The vetoes were cast despite the fact that the resolution itself was mild. In an attempt to mollify Russia and other skeptics, the resolution’s drafters had dropped references to calling for an arms embargo and sanctions. It also barred outside military intervention. Still, Russia objected that the resolution did not blame the opposition for violence and demanded that Syrian troops return to the barracks. Russia criticized that it “took sides” and risked “another scandal.” Secretary Clinton retorted that the true scandal was to fail to act.
The path forward is uncertain, and no doubt politically treacherous for all involved. U.S. ambassador to the United Nations Susan Rice has pledged to work with allies to “ratchet up the pressure.” French president Sarkozy also promised to create a “group of friends” to support the Arab League proposal. Meanwhile, Russia has dispatched its foreign minister, Sergei Lavrov to Damascus for talks.
As I discuss in a video posted today on CFR.org, the crisis reveals four important trends to watch:
1. The Arab League continues to establish itself as a critical global player, and is no longer pulling its punches against its members. First, it advocated for international action to prevent Libyan leader Colonel Muammar al-Qaddafi from executing mass murders of civilians. With its movement on Syria, the Arab League has demonstrated greater courage with its refusal to ignore Assad’s crimes. This bodes well for the League’s ability to contribute to crisis diplomacy and peacebuilding in the region.
2. The crisis also highlights a structural challenge to working with the UN Security Council, which I have discussed previously on my blog. When one of the permanent members considers an agenda item a high priority, swift action is unlikely.

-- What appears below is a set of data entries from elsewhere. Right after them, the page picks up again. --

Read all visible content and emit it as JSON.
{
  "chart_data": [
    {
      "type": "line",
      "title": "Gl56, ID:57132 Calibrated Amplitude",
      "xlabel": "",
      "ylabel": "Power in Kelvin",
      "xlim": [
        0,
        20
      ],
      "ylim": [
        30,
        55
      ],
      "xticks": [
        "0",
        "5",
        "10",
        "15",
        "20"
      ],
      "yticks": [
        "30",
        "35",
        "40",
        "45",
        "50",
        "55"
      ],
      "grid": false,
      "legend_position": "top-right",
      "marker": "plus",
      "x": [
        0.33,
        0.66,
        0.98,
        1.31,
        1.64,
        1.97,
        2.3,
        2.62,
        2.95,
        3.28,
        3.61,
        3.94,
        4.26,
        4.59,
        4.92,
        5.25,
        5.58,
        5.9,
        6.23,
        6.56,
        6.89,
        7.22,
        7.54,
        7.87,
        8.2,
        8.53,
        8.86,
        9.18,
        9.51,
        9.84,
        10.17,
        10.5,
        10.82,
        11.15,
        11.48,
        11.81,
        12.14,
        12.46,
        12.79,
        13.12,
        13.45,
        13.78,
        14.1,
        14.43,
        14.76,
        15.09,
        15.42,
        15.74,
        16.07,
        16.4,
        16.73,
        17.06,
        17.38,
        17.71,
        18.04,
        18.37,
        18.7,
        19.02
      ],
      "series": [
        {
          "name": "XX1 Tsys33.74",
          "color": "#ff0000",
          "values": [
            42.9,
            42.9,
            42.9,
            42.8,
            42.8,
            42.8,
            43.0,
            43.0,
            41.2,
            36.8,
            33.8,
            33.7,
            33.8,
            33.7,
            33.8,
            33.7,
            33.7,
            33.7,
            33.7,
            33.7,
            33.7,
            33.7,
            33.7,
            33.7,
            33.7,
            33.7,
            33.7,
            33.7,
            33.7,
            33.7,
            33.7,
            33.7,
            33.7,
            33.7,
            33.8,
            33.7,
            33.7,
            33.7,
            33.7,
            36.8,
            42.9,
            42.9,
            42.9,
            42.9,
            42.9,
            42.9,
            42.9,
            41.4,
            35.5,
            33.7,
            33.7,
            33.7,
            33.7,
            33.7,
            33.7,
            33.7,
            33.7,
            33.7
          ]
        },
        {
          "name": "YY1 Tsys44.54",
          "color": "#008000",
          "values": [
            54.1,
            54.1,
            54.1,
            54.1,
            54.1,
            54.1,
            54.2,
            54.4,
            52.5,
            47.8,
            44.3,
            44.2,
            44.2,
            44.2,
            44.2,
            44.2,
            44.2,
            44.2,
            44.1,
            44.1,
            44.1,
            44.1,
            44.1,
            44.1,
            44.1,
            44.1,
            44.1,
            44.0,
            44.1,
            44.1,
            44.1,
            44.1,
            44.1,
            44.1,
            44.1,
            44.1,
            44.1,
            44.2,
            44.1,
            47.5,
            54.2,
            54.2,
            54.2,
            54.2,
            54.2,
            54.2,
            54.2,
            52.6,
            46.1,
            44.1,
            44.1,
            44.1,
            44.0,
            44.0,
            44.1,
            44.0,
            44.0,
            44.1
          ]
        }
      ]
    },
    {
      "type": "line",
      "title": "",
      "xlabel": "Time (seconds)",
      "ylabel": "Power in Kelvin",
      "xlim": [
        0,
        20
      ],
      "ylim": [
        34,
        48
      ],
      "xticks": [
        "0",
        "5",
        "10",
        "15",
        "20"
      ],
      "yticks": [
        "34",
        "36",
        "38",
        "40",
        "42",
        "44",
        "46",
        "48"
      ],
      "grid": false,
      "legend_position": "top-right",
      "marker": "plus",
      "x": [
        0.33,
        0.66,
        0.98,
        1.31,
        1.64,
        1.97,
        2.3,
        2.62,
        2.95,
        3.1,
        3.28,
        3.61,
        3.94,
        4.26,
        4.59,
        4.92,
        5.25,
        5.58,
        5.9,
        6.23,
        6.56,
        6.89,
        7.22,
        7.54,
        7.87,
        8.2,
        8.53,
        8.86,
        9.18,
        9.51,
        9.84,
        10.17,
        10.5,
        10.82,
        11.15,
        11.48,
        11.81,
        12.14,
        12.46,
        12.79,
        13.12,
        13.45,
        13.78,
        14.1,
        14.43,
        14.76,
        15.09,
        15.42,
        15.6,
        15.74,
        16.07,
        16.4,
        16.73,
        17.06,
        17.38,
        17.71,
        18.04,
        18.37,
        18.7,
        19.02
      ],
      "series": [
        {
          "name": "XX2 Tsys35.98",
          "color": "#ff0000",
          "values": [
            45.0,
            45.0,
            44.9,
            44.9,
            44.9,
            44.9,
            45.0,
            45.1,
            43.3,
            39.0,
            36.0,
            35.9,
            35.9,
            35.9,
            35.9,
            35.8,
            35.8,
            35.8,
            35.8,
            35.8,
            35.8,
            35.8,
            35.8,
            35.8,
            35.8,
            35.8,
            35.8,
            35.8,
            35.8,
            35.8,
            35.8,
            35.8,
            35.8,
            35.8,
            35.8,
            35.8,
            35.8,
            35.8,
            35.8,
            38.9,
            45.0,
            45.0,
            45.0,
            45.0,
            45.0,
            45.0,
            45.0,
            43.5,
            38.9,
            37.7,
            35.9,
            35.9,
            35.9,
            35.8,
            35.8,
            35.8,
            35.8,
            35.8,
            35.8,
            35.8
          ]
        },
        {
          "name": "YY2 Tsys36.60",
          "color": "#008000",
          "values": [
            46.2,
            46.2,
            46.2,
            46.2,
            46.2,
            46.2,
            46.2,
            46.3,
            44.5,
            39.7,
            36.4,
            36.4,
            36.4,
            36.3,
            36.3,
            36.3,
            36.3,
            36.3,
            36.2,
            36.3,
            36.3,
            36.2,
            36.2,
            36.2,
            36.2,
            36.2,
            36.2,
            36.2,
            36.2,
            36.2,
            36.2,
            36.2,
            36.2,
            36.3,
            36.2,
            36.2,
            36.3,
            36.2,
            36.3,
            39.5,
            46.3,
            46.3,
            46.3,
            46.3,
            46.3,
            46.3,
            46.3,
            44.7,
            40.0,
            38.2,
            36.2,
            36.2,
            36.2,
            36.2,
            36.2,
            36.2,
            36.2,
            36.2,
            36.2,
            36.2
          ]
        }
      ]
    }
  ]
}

3. The doctrine of the Responsibility to Protect is in major crisis. The mission in Libya did not pave the way for some of the changes that its advocates hoped for.
4. Syria presents U.S. president Obama with an excruciating dilemma. Having labeled atrocity prevention as a core national security concern, the president is on the hook to act. But the path forward is anything but clear—especially in an election year. One option is pursuing a surrogate form of multilateral legitimacy for coercive intervention—as the United States did with NATO in Kosovo. But that course is fraught with huge risk—both for the president’s electoral fortunes and for for relations among the Security Council titans.